Microsoft’s strategy around its technical computing initiative parallels their approach to making technology “invisible” for consumers over the years. We use Microsoft Word, Excel, PowerPoint—basic office tools that belie remarkable sophistication and years of effort. However, when a user opens a window, the technology “just works” which means they can go about their mission—be it research, word processing or sharing information in the form of a spreadsheet.
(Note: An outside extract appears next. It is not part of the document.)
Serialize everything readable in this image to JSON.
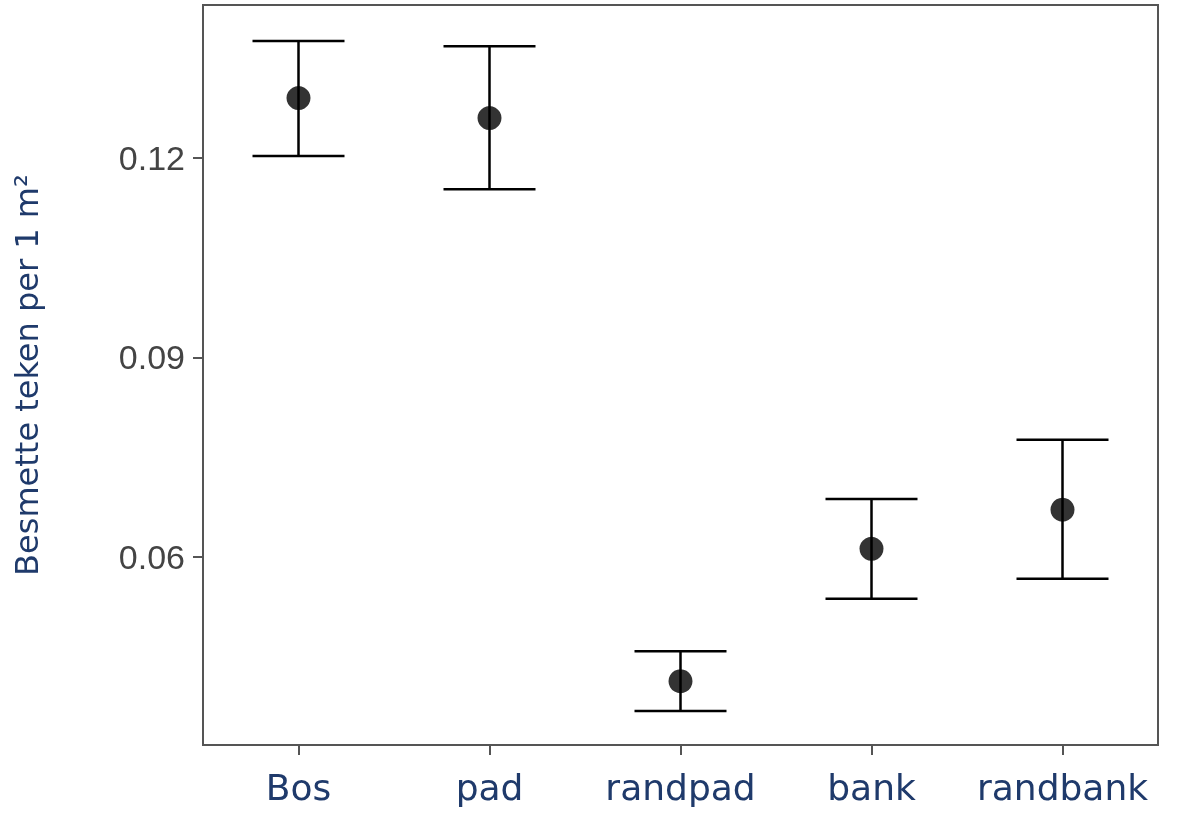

By carrying over their key to consumer success—making this layer of complexity invisible—the company’s technical computing drive is, for the user anyway, supposed to be anything but technical. Microsoft in both its Azure cloud push and consumer-driven projects that increasingly are “all in” cloud-wise are pushing this invisibility factor. The question is whether or not this ease of use factor, when it is also at the heart of everyone’s rocket to the clouds, is going to differentiate them enough this time around.
They are certainly trying, however. Microsoft is clamoring for the top position in the cloud market, both on the consumer and research sides. Just last week the company’s president announced that 90% of their research budget will be sent to improving cloud technologies. To put this in some perspective, their R&D budget this year is just over $9.6 billion—yes, billion. If this kind of exponential figure is right, Microsoft is going to be pumping an incredible $8.6 billion into cloud computing this year.